Он сморгнул, и я понял, что он сейчас соврет:
– Нет. Не почувствовал.
– Эта протоплазма – агрессивная сволочь, Дэн! И я кожей чувствую: она способна на многое. Я даже думать не хочу – на что. Достаточно уже того, что она не дала нам свернуть “коридор”. На нее можно было бы не обращать внимания, если бы она не запустила свои поганые лапы в сектор Галактики, который вскоре будет активно осваиваться. Благодаря нам она теперь имеет ход в регион, который через пару лет будет пронизан сотнями караванных путей пассажирских “тихоходов” и транспортных кораблей! Разведчики Дальнего Космоса перед “длинным стартом” выныривают из гиперпространства именно в том квадрате! А ты знаешь, как они любопытны. Они не оставят “окно” без внимания, если наткнутся на него. И вляпаются в эту дрянь, которая может создавать суперполя и лезет во все дыры!
– Замолчи, Джеймс, – прервал меня Рочерс ледяным тоном. – Ты – фантаст. Тебя испугала какая-то жалкая лужа бессознательной протоплазмы, всего лишь начальной, примитивной формы инопланетной жизни. Я не почувствовал, что она разумна. Я не почувствовал, что она агрессивна и что у нее есть некая осознанная сверхзадача. Ее мощная энергия – защита. И то, что поле нашего генератора интерферировало с ее полем и зафиксировало “дыру” открытой – меня нисколько не пугает. Пускай разведчики откроют новый мир, они ради этого и летают черт-те куда. А здесь получат находку поднесенной на блюдечке. И ничего ужасного ни с кем не случится. Твои страхи – глупости. Ты просто устал.

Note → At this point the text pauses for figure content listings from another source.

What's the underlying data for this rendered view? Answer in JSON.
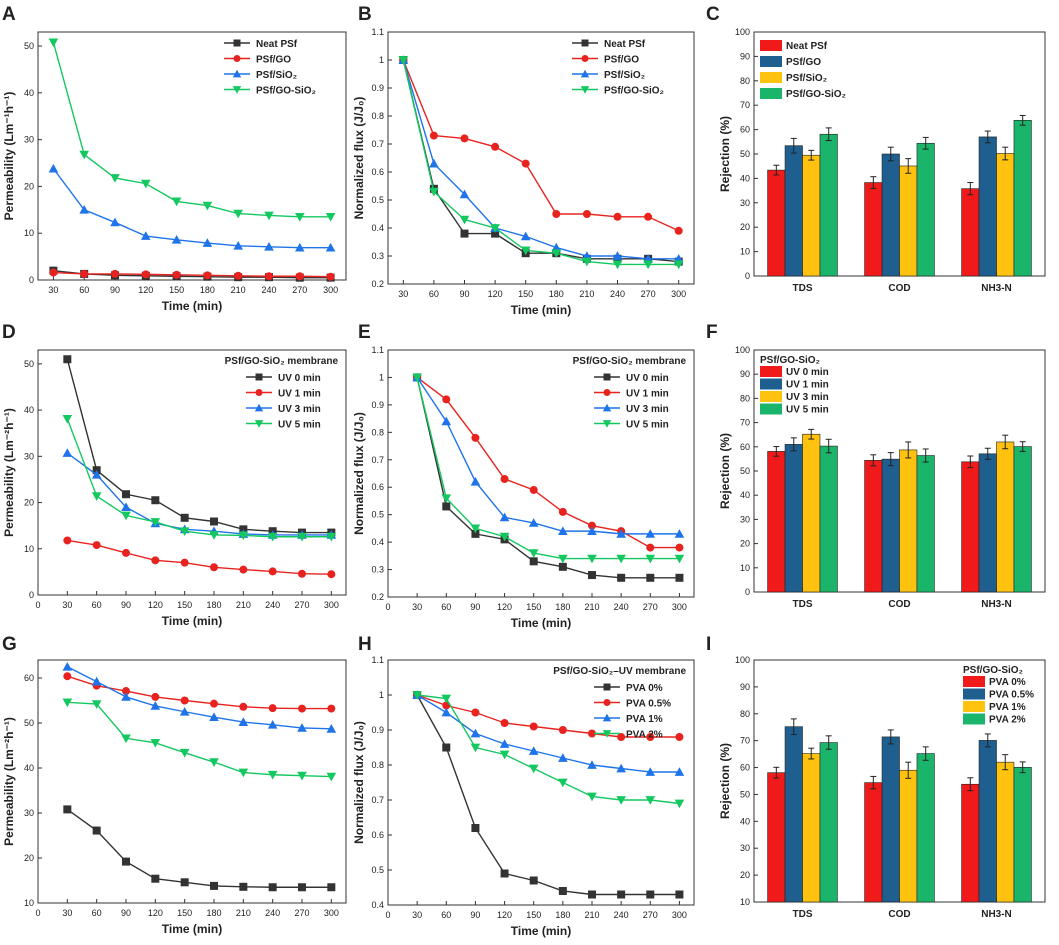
{
  "colors": {
    "black": "#333333",
    "red": "#e8231f",
    "blue": "#1f74ea",
    "green": "#14c860",
    "bar_red": "#f11a1a",
    "bar_blue": "#1e5f8f",
    "bar_yellow": "#ffc20e",
    "bar_green": "#1bb46b"
  },
  "chart_data": [
    {
      "id": "A",
      "type": "line",
      "letter": "A",
      "xlabel": "Time (min)",
      "ylabel": "Permeability (Lm⁻¹h⁻¹)",
      "xlim": [
        15,
        315
      ],
      "ylim": [
        0,
        53
      ],
      "xticks": [
        30,
        60,
        90,
        120,
        150,
        180,
        210,
        240,
        270,
        300
      ],
      "yticks": [
        0,
        10,
        20,
        30,
        40,
        50
      ],
      "legend_title": "",
      "legend_position": "top-right",
      "series": [
        {
          "name": "Neat PSf",
          "color": "#333333",
          "marker": "square",
          "values": [
            2.0,
            1.3,
            1.0,
            0.9,
            0.8,
            0.7,
            0.6,
            0.6,
            0.5,
            0.5
          ]
        },
        {
          "name": "PSf/GO",
          "color": "#e8231f",
          "marker": "circle",
          "values": [
            1.6,
            1.3,
            1.3,
            1.2,
            1.1,
            1.0,
            0.9,
            0.8,
            0.8,
            0.7
          ]
        },
        {
          "name": "PSf/SiO₂",
          "color": "#1f74ea",
          "marker": "triangle-up",
          "values": [
            23.8,
            15.0,
            12.3,
            9.4,
            8.6,
            7.9,
            7.3,
            7.1,
            6.9,
            6.9
          ]
        },
        {
          "name": "PSf/GO-SiO₂",
          "color": "#14c860",
          "marker": "triangle-down",
          "values": [
            50.8,
            26.8,
            21.8,
            20.6,
            16.8,
            15.9,
            14.2,
            13.8,
            13.5,
            13.5
          ]
        }
      ]
    },
    {
      "id": "B",
      "type": "line",
      "letter": "B",
      "xlabel": "Time (min)",
      "ylabel": "Normalized flux (J/J₀)",
      "xlim": [
        15,
        315
      ],
      "ylim": [
        0.2,
        1.1
      ],
      "xticks": [
        30,
        60,
        90,
        120,
        150,
        180,
        210,
        240,
        270,
        300
      ],
      "yticks": [
        0.2,
        0.3,
        0.4,
        0.5,
        0.6,
        0.7,
        0.8,
        0.9,
        1.0,
        1.1
      ],
      "legend_title": "",
      "legend_position": "top-right",
      "series": [
        {
          "name": "Neat PSf",
          "color": "#333333",
          "marker": "square",
          "values": [
            1.0,
            0.54,
            0.38,
            0.38,
            0.31,
            0.31,
            0.29,
            0.29,
            0.29,
            0.28
          ]
        },
        {
          "name": "PSf/GO",
          "color": "#e8231f",
          "marker": "circle",
          "values": [
            1.0,
            0.73,
            0.72,
            0.69,
            0.63,
            0.45,
            0.45,
            0.44,
            0.44,
            0.39
          ]
        },
        {
          "name": "PSf/SiO₂",
          "color": "#1f74ea",
          "marker": "triangle-up",
          "values": [
            1.0,
            0.63,
            0.52,
            0.4,
            0.37,
            0.33,
            0.3,
            0.3,
            0.29,
            0.29
          ]
        },
        {
          "name": "PSf/GO-SiO₂",
          "color": "#14c860",
          "marker": "triangle-down",
          "values": [
            1.0,
            0.53,
            0.43,
            0.4,
            0.32,
            0.31,
            0.28,
            0.27,
            0.27,
            0.27
          ]
        }
      ]
    },
    {
      "id": "C",
      "type": "bar",
      "letter": "C",
      "xlabel": "",
      "ylabel": "Rejection (%)",
      "ylim": [
        0,
        100
      ],
      "yticks": [
        0,
        10,
        20,
        30,
        40,
        50,
        60,
        70,
        80,
        90,
        100
      ],
      "categories": [
        "TDS",
        "COD",
        "NH3-N"
      ],
      "legend_title": "",
      "legend_position": "top-left",
      "series": [
        {
          "name": "Neat PSf",
          "color": "#f11a1a",
          "values": [
            43.4,
            38.3,
            35.8
          ],
          "errors": [
            2.0,
            2.4,
            2.5
          ]
        },
        {
          "name": "PSf/GO",
          "color": "#1e5f8f",
          "values": [
            53.4,
            50.0,
            57.0
          ],
          "errors": [
            3.0,
            2.8,
            2.4
          ]
        },
        {
          "name": "PSf/SiO₂",
          "color": "#ffc20e",
          "values": [
            49.5,
            45.1,
            50.2
          ],
          "errors": [
            2.0,
            3.0,
            2.6
          ]
        },
        {
          "name": "PSf/GO-SiO₂",
          "color": "#1bb46b",
          "values": [
            58.1,
            54.4,
            63.8
          ],
          "errors": [
            2.6,
            2.4,
            2.0
          ]
        }
      ]
    },
    {
      "id": "D",
      "type": "line",
      "letter": "D",
      "xlabel": "Time (min)",
      "ylabel": "Permeability (Lm⁻²h⁻¹)",
      "xlim": [
        0,
        315
      ],
      "ylim": [
        0,
        53
      ],
      "xticks": [
        0,
        30,
        60,
        90,
        120,
        150,
        180,
        210,
        240,
        270,
        300
      ],
      "yticks": [
        0,
        10,
        20,
        30,
        40,
        50
      ],
      "legend_title": "PSf/GO-SiO₂ membrane",
      "legend_position": "top-right",
      "series": [
        {
          "name": "UV 0 min",
          "color": "#333333",
          "marker": "square",
          "values": [
            51.0,
            27.0,
            21.8,
            20.5,
            16.7,
            15.9,
            14.2,
            13.8,
            13.5,
            13.5
          ]
        },
        {
          "name": "UV 1 min",
          "color": "#e8231f",
          "marker": "circle",
          "values": [
            11.8,
            10.8,
            9.1,
            7.5,
            7.0,
            6.0,
            5.5,
            5.1,
            4.6,
            4.5
          ]
        },
        {
          "name": "UV 3 min",
          "color": "#1f74ea",
          "marker": "triangle-up",
          "values": [
            30.7,
            26.0,
            19.0,
            15.5,
            14.2,
            13.8,
            13.2,
            13.0,
            13.0,
            13.0
          ]
        },
        {
          "name": "UV 5 min",
          "color": "#14c860",
          "marker": "triangle-down",
          "values": [
            38.1,
            21.4,
            17.2,
            15.8,
            13.8,
            13.0,
            12.9,
            12.6,
            12.6,
            12.6
          ]
        }
      ]
    },
    {
      "id": "E",
      "type": "line",
      "letter": "E",
      "xlabel": "Time (min)",
      "ylabel": "Normalized flux (J/J₀)",
      "xlim": [
        0,
        315
      ],
      "ylim": [
        0.2,
        1.1
      ],
      "xticks": [
        0,
        30,
        60,
        90,
        120,
        150,
        180,
        210,
        240,
        270,
        300
      ],
      "yticks": [
        0.2,
        0.3,
        0.4,
        0.5,
        0.6,
        0.7,
        0.8,
        0.9,
        1.0,
        1.1
      ],
      "legend_title": "PSf/GO-SiO₂ membrane",
      "legend_position": "top-right",
      "series": [
        {
          "name": "UV 0 min",
          "color": "#333333",
          "marker": "square",
          "values": [
            1.0,
            0.53,
            0.43,
            0.41,
            0.33,
            0.31,
            0.28,
            0.27,
            0.27,
            0.27
          ]
        },
        {
          "name": "UV 1 min",
          "color": "#e8231f",
          "marker": "circle",
          "values": [
            1.0,
            0.92,
            0.78,
            0.63,
            0.59,
            0.51,
            0.46,
            0.44,
            0.38,
            0.38
          ]
        },
        {
          "name": "UV 3 min",
          "color": "#1f74ea",
          "marker": "triangle-up",
          "values": [
            1.0,
            0.84,
            0.62,
            0.49,
            0.47,
            0.44,
            0.44,
            0.43,
            0.43,
            0.43
          ]
        },
        {
          "name": "UV 5 min",
          "color": "#14c860",
          "marker": "triangle-down",
          "values": [
            1.0,
            0.56,
            0.45,
            0.42,
            0.36,
            0.34,
            0.34,
            0.34,
            0.34,
            0.34
          ]
        }
      ]
    },
    {
      "id": "F",
      "type": "bar",
      "letter": "F",
      "xlabel": "",
      "ylabel": "Rejection (%)",
      "ylim": [
        0,
        100
      ],
      "yticks": [
        0,
        10,
        20,
        30,
        40,
        50,
        60,
        70,
        80,
        90,
        100
      ],
      "categories": [
        "TDS",
        "COD",
        "NH3-N"
      ],
      "legend_title": "PSf/GO-SiO₂",
      "legend_position": "top-left",
      "series": [
        {
          "name": "UV 0 min",
          "color": "#f11a1a",
          "values": [
            58.1,
            54.4,
            53.8
          ],
          "errors": [
            2.0,
            2.3,
            2.4
          ]
        },
        {
          "name": "UV 1 min",
          "color": "#1e5f8f",
          "values": [
            61.0,
            54.9,
            57.1
          ],
          "errors": [
            2.7,
            2.7,
            2.3
          ]
        },
        {
          "name": "UV 3 min",
          "color": "#ffc20e",
          "values": [
            65.2,
            58.7,
            62.0
          ],
          "errors": [
            2.0,
            3.3,
            2.8
          ]
        },
        {
          "name": "UV 5 min",
          "color": "#1bb46b",
          "values": [
            60.3,
            56.4,
            60.1
          ],
          "errors": [
            2.8,
            2.7,
            2.0
          ]
        }
      ]
    },
    {
      "id": "G",
      "type": "line",
      "letter": "G",
      "xlabel": "Time (min)",
      "ylabel": "Permeability (Lm⁻²h⁻¹)",
      "xlim": [
        0,
        315
      ],
      "ylim": [
        10,
        64
      ],
      "xticks": [
        0,
        30,
        60,
        90,
        120,
        150,
        180,
        210,
        240,
        270,
        300
      ],
      "yticks": [
        10,
        20,
        30,
        40,
        50,
        60
      ],
      "legend_title": "",
      "legend_position": "none",
      "series": [
        {
          "name": "PVA 0%",
          "color": "#333333",
          "marker": "square",
          "values": [
            30.8,
            26.1,
            19.2,
            15.4,
            14.6,
            13.8,
            13.6,
            13.5,
            13.5,
            13.5
          ]
        },
        {
          "name": "PVA 0.5%",
          "color": "#e8231f",
          "marker": "circle",
          "values": [
            60.4,
            58.3,
            57.1,
            55.8,
            55.0,
            54.3,
            53.6,
            53.3,
            53.2,
            53.2
          ]
        },
        {
          "name": "PVA 1%",
          "color": "#1f74ea",
          "marker": "triangle-up",
          "values": [
            62.5,
            59.2,
            55.8,
            53.8,
            52.5,
            51.3,
            50.2,
            49.6,
            48.9,
            48.7
          ]
        },
        {
          "name": "PVA 2%",
          "color": "#14c860",
          "marker": "triangle-down",
          "values": [
            54.6,
            54.2,
            46.6,
            45.6,
            43.4,
            41.3,
            39.0,
            38.5,
            38.3,
            38.1
          ]
        }
      ]
    },
    {
      "id": "H",
      "type": "line",
      "letter": "H",
      "xlabel": "Time (min)",
      "ylabel": "Normalized flux (J/J₀)",
      "xlim": [
        0,
        315
      ],
      "ylim": [
        0.4,
        1.1
      ],
      "xticks": [
        0,
        30,
        60,
        90,
        120,
        150,
        180,
        210,
        240,
        270,
        300
      ],
      "yticks": [
        0.4,
        0.5,
        0.6,
        0.7,
        0.8,
        0.9,
        1.0,
        1.1
      ],
      "legend_title": "PSf/GO-SiO₂–UV membrane",
      "legend_position": "top-right",
      "series": [
        {
          "name": "PVA 0%",
          "color": "#333333",
          "marker": "square",
          "values": [
            1.0,
            0.85,
            0.62,
            0.49,
            0.47,
            0.44,
            0.43,
            0.43,
            0.43,
            0.43
          ]
        },
        {
          "name": "PVA 0.5%",
          "color": "#e8231f",
          "marker": "circle",
          "values": [
            1.0,
            0.97,
            0.95,
            0.92,
            0.91,
            0.9,
            0.89,
            0.88,
            0.88,
            0.88
          ]
        },
        {
          "name": "PVA 1%",
          "color": "#1f74ea",
          "marker": "triangle-up",
          "values": [
            1.0,
            0.95,
            0.89,
            0.86,
            0.84,
            0.82,
            0.8,
            0.79,
            0.78,
            0.78
          ]
        },
        {
          "name": "PVA 2%",
          "color": "#14c860",
          "marker": "triangle-down",
          "values": [
            1.0,
            0.99,
            0.85,
            0.83,
            0.79,
            0.75,
            0.71,
            0.7,
            0.7,
            0.69
          ]
        }
      ]
    },
    {
      "id": "I",
      "type": "bar",
      "letter": "I",
      "xlabel": "",
      "ylabel": "Rejection (%)",
      "ylim": [
        10,
        100
      ],
      "yticks": [
        10,
        20,
        30,
        40,
        50,
        60,
        70,
        80,
        90,
        100
      ],
      "categories": [
        "TDS",
        "COD",
        "NH3-N"
      ],
      "legend_title": "PSf/GO-SiO₂",
      "legend_position": "top-right",
      "series": [
        {
          "name": "PVA 0%",
          "color": "#f11a1a",
          "values": [
            58.1,
            54.4,
            53.8
          ],
          "errors": [
            2.0,
            2.3,
            2.4
          ]
        },
        {
          "name": "PVA 0.5%",
          "color": "#1e5f8f",
          "values": [
            75.2,
            71.4,
            70.1
          ],
          "errors": [
            2.9,
            2.6,
            2.4
          ]
        },
        {
          "name": "PVA 1%",
          "color": "#ffc20e",
          "values": [
            65.2,
            59.0,
            62.0
          ],
          "errors": [
            2.0,
            3.0,
            2.8
          ]
        },
        {
          "name": "PVA 2%",
          "color": "#1bb46b",
          "values": [
            69.3,
            65.2,
            60.1
          ],
          "errors": [
            2.5,
            2.5,
            2.0
          ]
        }
      ]
    }
  ]
}
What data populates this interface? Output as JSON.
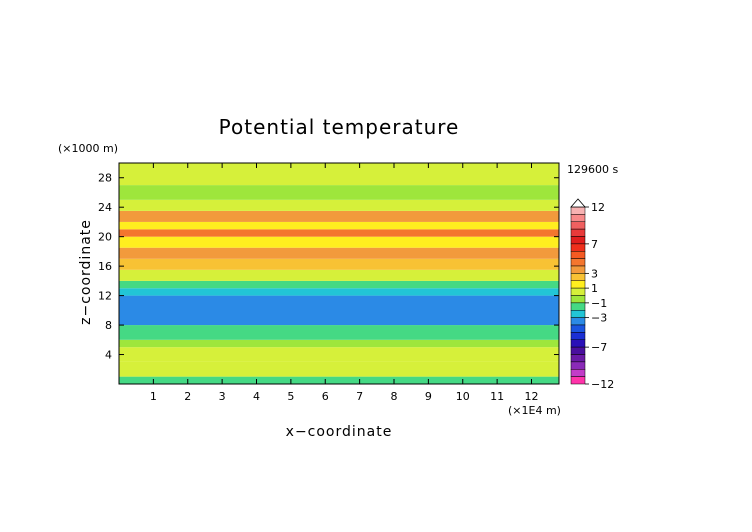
{
  "chart_data": {
    "type": "heatmap",
    "title": "Potential temperature",
    "xlabel": "x−coordinate",
    "ylabel": "z−coordinate",
    "x_unit": "(×1E4 m)",
    "y_unit": "(×1000 m)",
    "time_label": "129600 s",
    "xlim": [
      0,
      12.8
    ],
    "ylim": [
      0,
      30
    ],
    "x_ticks": [
      "1",
      "2",
      "3",
      "4",
      "5",
      "6",
      "7",
      "8",
      "9",
      "10",
      "11",
      "12"
    ],
    "y_ticks": [
      "4",
      "8",
      "12",
      "16",
      "20",
      "24",
      "28"
    ],
    "colorbar": {
      "labels": [
        "12",
        "7",
        "3",
        "1",
        "−1",
        "−3",
        "−7",
        "−12"
      ],
      "bins": [
        {
          "lo": 11,
          "hi": 12,
          "color": "#f7b2b2"
        },
        {
          "lo": 10,
          "hi": 11,
          "color": "#f78a8a"
        },
        {
          "lo": 9,
          "hi": 10,
          "color": "#f06060"
        },
        {
          "lo": 8,
          "hi": 9,
          "color": "#e83a3a"
        },
        {
          "lo": 7,
          "hi": 8,
          "color": "#e01e1e"
        },
        {
          "lo": 6,
          "hi": 7,
          "color": "#ef2f1c"
        },
        {
          "lo": 5,
          "hi": 6,
          "color": "#f45a23"
        },
        {
          "lo": 4,
          "hi": 5,
          "color": "#f4762e"
        },
        {
          "lo": 3,
          "hi": 4,
          "color": "#f29a3c"
        },
        {
          "lo": 2,
          "hi": 3,
          "color": "#f8c234"
        },
        {
          "lo": 1,
          "hi": 2,
          "color": "#ffee1f"
        },
        {
          "lo": 0,
          "hi": 1,
          "color": "#d6f03a"
        },
        {
          "lo": -1,
          "hi": 0,
          "color": "#9ee63c"
        },
        {
          "lo": -2,
          "hi": -1,
          "color": "#45d984"
        },
        {
          "lo": -3,
          "hi": -2,
          "color": "#22c5d6"
        },
        {
          "lo": -4,
          "hi": -3,
          "color": "#2b8ae6"
        },
        {
          "lo": -5,
          "hi": -4,
          "color": "#1a55e0"
        },
        {
          "lo": -6,
          "hi": -5,
          "color": "#1b2fd4"
        },
        {
          "lo": -7,
          "hi": -6,
          "color": "#2a10b8"
        },
        {
          "lo": -8,
          "hi": -7,
          "color": "#4a0f9e"
        },
        {
          "lo": -9,
          "hi": -8,
          "color": "#6a1aa6"
        },
        {
          "lo": -10,
          "hi": -9,
          "color": "#8a2ab8"
        },
        {
          "lo": -11,
          "hi": -10,
          "color": "#c23cc8"
        },
        {
          "lo": -12,
          "hi": -11,
          "color": "#ff33aa"
        }
      ]
    },
    "layers": [
      {
        "z": [
          0,
          1
        ],
        "value": -2
      },
      {
        "z": [
          1,
          3
        ],
        "value": 0.5
      },
      {
        "z": [
          3,
          5
        ],
        "value": 0.5
      },
      {
        "z": [
          5,
          6
        ],
        "value": -0.5
      },
      {
        "z": [
          6,
          8
        ],
        "value": -1.5
      },
      {
        "z": [
          8,
          12
        ],
        "value": -4
      },
      {
        "z": [
          12,
          13
        ],
        "value": -2.5
      },
      {
        "z": [
          13,
          14
        ],
        "value": -1.5
      },
      {
        "z": [
          14,
          15.5
        ],
        "value": 0.5
      },
      {
        "z": [
          15.5,
          17
        ],
        "value": 2.5
      },
      {
        "z": [
          17,
          18.5
        ],
        "value": 3.5
      },
      {
        "z": [
          18.5,
          20
        ],
        "value": 1.5
      },
      {
        "z": [
          20,
          21
        ],
        "value": 4
      },
      {
        "z": [
          21,
          22
        ],
        "value": 1
      },
      {
        "z": [
          22,
          23.5
        ],
        "value": 3
      },
      {
        "z": [
          23.5,
          25
        ],
        "value": 0.5
      },
      {
        "z": [
          25,
          27
        ],
        "value": -0.5
      },
      {
        "z": [
          27,
          30
        ],
        "value": 0.5
      }
    ]
  }
}
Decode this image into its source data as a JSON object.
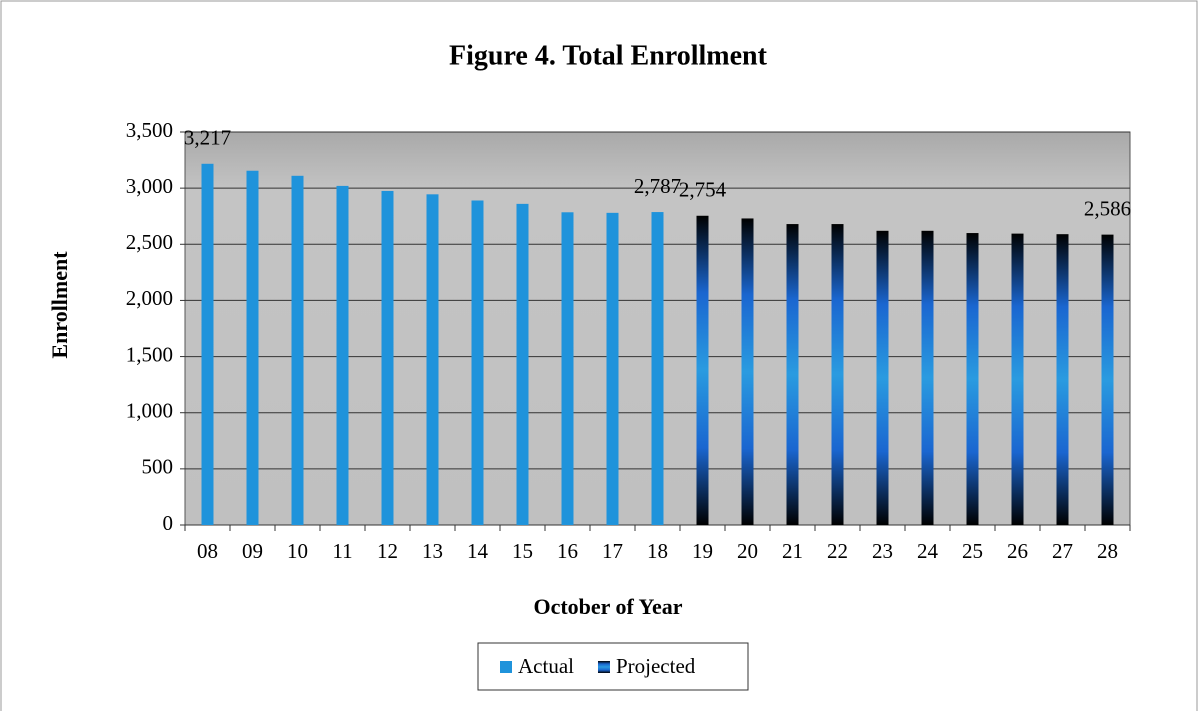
{
  "chart_data": {
    "type": "bar",
    "title": "Figure  4. Total Enrollment",
    "x_label": "October of Year",
    "y_label": "Enrollment",
    "categories": [
      "08",
      "09",
      "10",
      "11",
      "12",
      "13",
      "14",
      "15",
      "16",
      "17",
      "18",
      "19",
      "20",
      "21",
      "22",
      "23",
      "24",
      "25",
      "26",
      "27",
      "28"
    ],
    "series": [
      {
        "name": "Actual",
        "color": "#1f93db",
        "values": [
          3217,
          3155,
          3110,
          3020,
          2975,
          2945,
          2890,
          2860,
          2785,
          2780,
          2787,
          null,
          null,
          null,
          null,
          null,
          null,
          null,
          null,
          null,
          null
        ],
        "value_labels": [
          "3,217",
          null,
          null,
          null,
          null,
          null,
          null,
          null,
          null,
          null,
          "2,787",
          null,
          null,
          null,
          null,
          null,
          null,
          null,
          null,
          null,
          null
        ]
      },
      {
        "name": "Projected",
        "color": "#1a66d0",
        "values": [
          null,
          null,
          null,
          null,
          null,
          null,
          null,
          null,
          null,
          null,
          null,
          2754,
          2730,
          2680,
          2680,
          2620,
          2620,
          2600,
          2595,
          2590,
          2586
        ],
        "value_labels": [
          null,
          null,
          null,
          null,
          null,
          null,
          null,
          null,
          null,
          null,
          null,
          "2,754",
          null,
          null,
          null,
          null,
          null,
          null,
          null,
          null,
          "2,586"
        ]
      }
    ],
    "ylim": [
      0,
      3500
    ],
    "yticks": [
      0,
      500,
      {
        "value": 1000,
        "label": "1,000"
      },
      {
        "value": 1500,
        "label": "1,500"
      },
      {
        "value": 2000,
        "label": "2,000"
      },
      {
        "value": 2500,
        "label": "2,500"
      },
      {
        "value": 3000,
        "label": "3,000"
      },
      {
        "value": 3500,
        "label": "3,500"
      }
    ],
    "grid": true,
    "legend": "bottom"
  }
}
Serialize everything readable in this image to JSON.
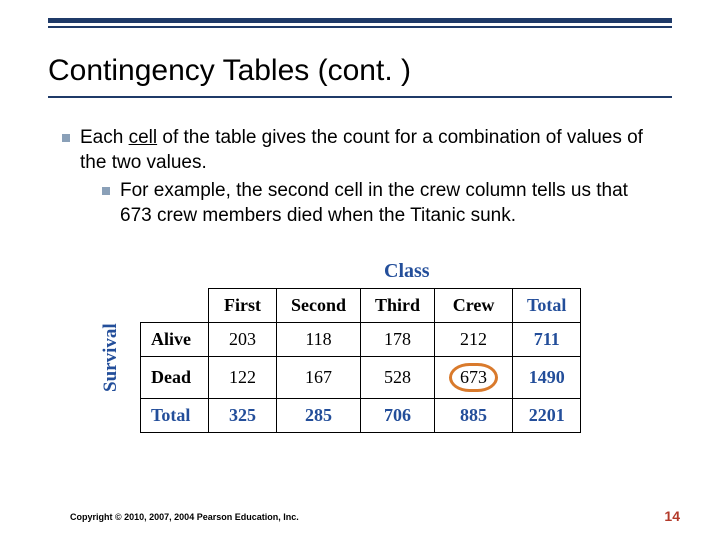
{
  "slide": {
    "title": "Contingency Tables (cont. )",
    "rule_color": "#1f3a68",
    "accent_color": "#234e9a"
  },
  "bullet": {
    "main_pre": "Each ",
    "cell_word": "cell",
    "main_post": " of the table gives the count for a combination of values of the two values.",
    "sub": "For example, the second cell in the crew column tells us that 673 crew members died when the Titanic sunk."
  },
  "table": {
    "top_label": "Class",
    "side_label": "Survival",
    "columns": [
      "First",
      "Second",
      "Third",
      "Crew",
      "Total"
    ],
    "rows": [
      {
        "label": "Alive",
        "values": [
          "203",
          "118",
          "178",
          "212",
          "711"
        ]
      },
      {
        "label": "Dead",
        "values": [
          "122",
          "167",
          "528",
          "673",
          "1490"
        ]
      },
      {
        "label": "Total",
        "values": [
          "325",
          "285",
          "706",
          "885",
          "2201"
        ]
      }
    ],
    "highlight": {
      "row": 1,
      "col": 3
    },
    "highlight_color": "#d97a2c"
  },
  "footer": {
    "copyright": "Copyright © 2010, 2007, 2004 Pearson Education, Inc.",
    "page": "14"
  }
}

Твой отец был прав. Я действительно устал. Потому что у меня вдруг потемнело в глазах от бешенства. Рочерс никогда так холодно, безаппеляционно и презрительно со мной не разговаривал. Я изо всех сил вдарил кулаком по столу и закричал:
– Я не устал, Рочерс! А ты – болван!
Этого нельзя было говорить. Нельзя было оскорблять твоего отца, потому что он устал тоже. Давно. И намного больше меня.
Я понял это сразу, испуганно слушая, как он выкрикивает какие-то страшные и унизительные слова, и глядя, как слюна брызжет у него изо рта, и как сжимаются и расжимаются его все еще крепкие кулаки.
Он дал мне достаточно времени, чтобы прийти в себя. Достаточно, ибо его страстный монолог длился несколько долгих минут, а я в это время отстранился ото всего и понял…”
Дядя Уокер потянулся за новой сигарой, и руки его при этом дрожали пуще прежнего. Он взял сигару и заговорил снова, так и не прикурив.
“Ты знаешь, что я понял, Дэн? Что мы оба – очень старые и очень больные люди – стали немного сумасшедшими. И он, и я. И все для нас кончится рано или поздно очень плохо, если мы не прекратим работу под названием “Сотрудничество Рочерса и Уокера”.
Наше время вышло. Нам не повезло: мы не завершили работы, но не могли уже идти дальше вместе. И знаком именно такого положения дел было непримиримое противостояние наших мнений относительно терракотовой биомассы.
Ведь если бы мы были в силе, и наши отношения не выбрали самое себя до дна, разве не смогли бы два друга и соратника прийти к разумному консенсусу? Смогли бы. И очень легко. Но я слушал себя в те роковые минуты и удивлялся. Я не мог уступить Рочерсу, потому что был уверен: мы совершили преступление, не закрыв “дыру”.
В этом противоречие и тайна. Я видел, что можно найти решение без ссоры и разрыва с Рочерсом и также осознавал, что я – полусумасшедший я! – не могу этого сделать.
Тем более не мог этого сделать Рочерс. Ему “надо было спешить”.